Now the wires need a place to go.  I used my Dremel and vertical stand to drill a holes through the bottom of the frame.  It is the hole between the coupler screw and the truck mounting hole.  There is an identical one on the other end.  The wires go up and into the car where I used instant glue to guide them up the stairwell to above the circuit area.
Below is the lighting circuit completed.  I found the plans for this circuit in Model Railroader.  I do not remember the month unfortunately...  Anyways, the author was using it to provide lighting in his buildings using the track bus wires.  Fortunately it works just a well for lighting rolling stock!
 
Its consists of a small piece of wafer board, a 4700 Ohm resistor (I used a 1/4 Watt), a 220 microfarad capacitor (25 Volts or higher works perfectly), and a 1 Amp bridge rectifier (DF005M on Jameco Electronics website).  These are important to use.  The lights are DC powered so the AC powered track would blow them straight out.  The bridge rectifier converts the AC power to DC power, so now any lights can be used!  The resistor drops the voltage from about 12V (from the DCC system) to the ~3V of the lights.  The capacitor keeps the lights from flickering across dirty track or powerless switch frogs.
These pictures show how it is wired (front and back).  The AC power from the tracks goes to the ~ symbols, the positive output to the resistor, then to the lights.  The negative output goes to the lights.  The capacitor bridges the two outputs.
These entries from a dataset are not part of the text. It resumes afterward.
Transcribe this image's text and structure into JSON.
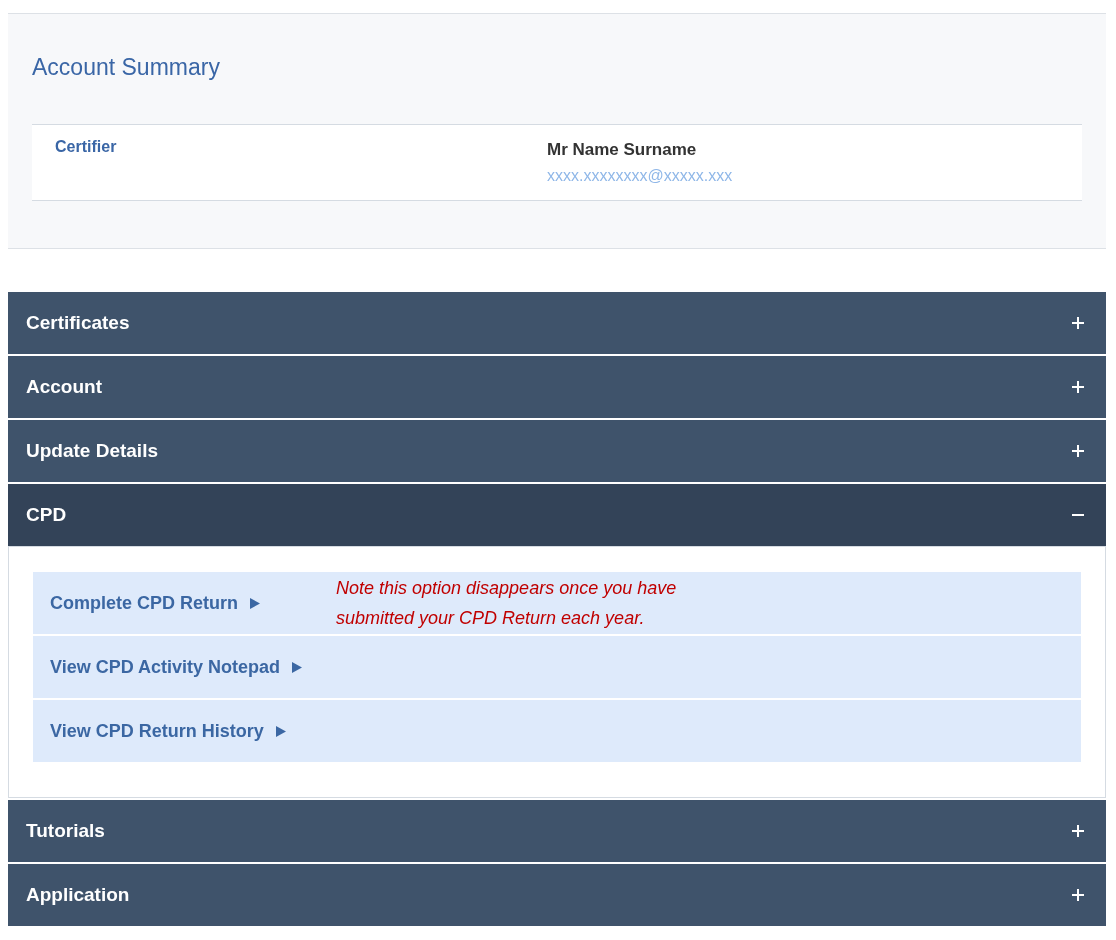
{
  "summary": {
    "title": "Account Summary",
    "role": "Certifier",
    "name": "Mr Name Surname",
    "email": "xxxx.xxxxxxxx@xxxxx.xxx"
  },
  "sections": [
    {
      "label": "Certificates",
      "expanded": false
    },
    {
      "label": "Account",
      "expanded": false
    },
    {
      "label": "Update Details",
      "expanded": false
    },
    {
      "label": "CPD",
      "expanded": true,
      "links": [
        {
          "label": "Complete CPD Return",
          "note": "Note this option disappears once you have submitted your CPD Return each year."
        },
        {
          "label": "View CPD Activity Notepad"
        },
        {
          "label": "View CPD Return History"
        }
      ]
    },
    {
      "label": "Tutorials",
      "expanded": false
    },
    {
      "label": "Application",
      "expanded": false
    }
  ]
}
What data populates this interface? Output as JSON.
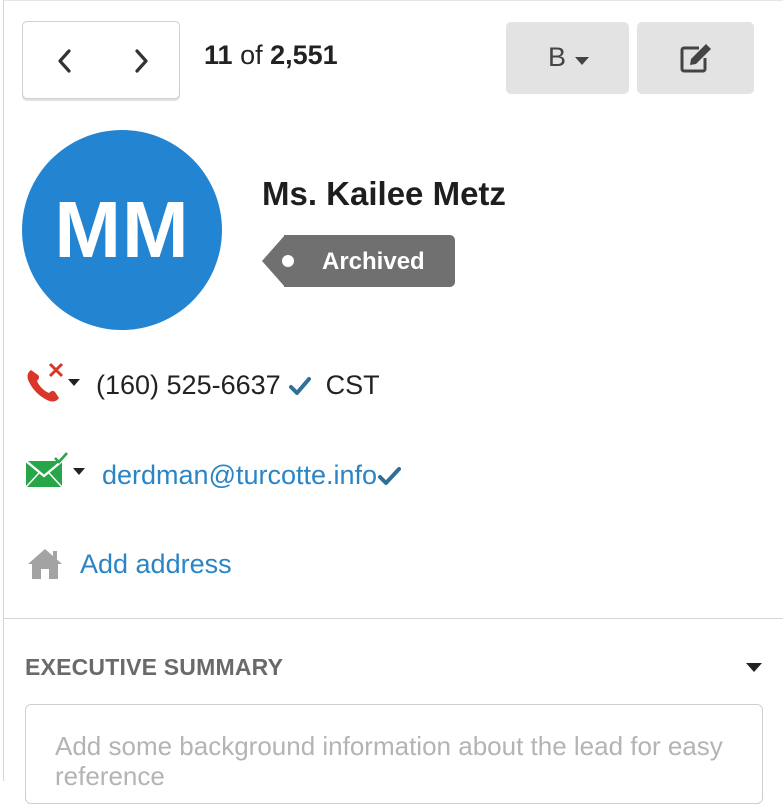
{
  "pager": {
    "current": "11",
    "of_label": "of",
    "total": "2,551"
  },
  "toolbar": {
    "b_label": "B",
    "icons": [
      "chevron-left-icon",
      "chevron-right-icon",
      "caret-down-icon",
      "edit-icon"
    ]
  },
  "contact": {
    "initials": "MM",
    "name": "Ms. Kailee Metz",
    "status": "Archived",
    "phone": "(160) 525-6637",
    "timezone": "CST",
    "email": "derdman@turcotte.info",
    "add_address": "Add address"
  },
  "summary": {
    "title": "EXECUTIVE SUMMARY",
    "placeholder": "Add some background information about the lead for easy reference"
  },
  "colors": {
    "avatar": "#2385d2",
    "tag": "#707070",
    "link": "#2a84c6",
    "phone_icon": "#d9372a",
    "email_icon": "#27a549",
    "verified_check": "#2f6f98"
  }
}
Now the wires are run to the lights. 

The lights are these seen here at MicroMark.  They are cheaper on eBay but take a very long time to arrive.  Basically they can be cut to the necessary length then stuck in place.  Fortunately for me, a strip of 3 and a strip of 9 fits perfectly.  I soldered the lights up to each other and the circuit.
Lastly, I ran them through the car, attached them in the desired location and secured the circuit.  I also put a few drops of instant glue in to control the wires and ensure the lights stay.  Incredibly simple!

To finish it up, I tested the lights out then reassembled the car!  Oh, and I put in some passengers.  Below are shots of the lighting on and the lighting off.

 
And that's it!  I spent about four hours over three days doing this.  The second one only took three hours.  If you have any questions on your install, please do not hesitate to ask!  I have done these on a few other cars.
 
Other things could be added, like on/off switches, dimmers, things like that.  To be clear, this car has the lights on as long as the track has power.  A switch or a DCC decoder could control that, but I didn't really want or need one. 
 
And now for the random pic of the day!
 
 
This is one of the new GE ET44AC locomotives.  These are the first locomotives to be EPA Tier IV compliant, and certainly distinct.  This GECX 2032 is one of the test bed engines that the Class I's have been running.  Here it is on a BNSF train being led by a Citirail ES44AC.  I caught this engine on the way home from work.  It was fun to come across such a rare locomotive without anyone else seeing it!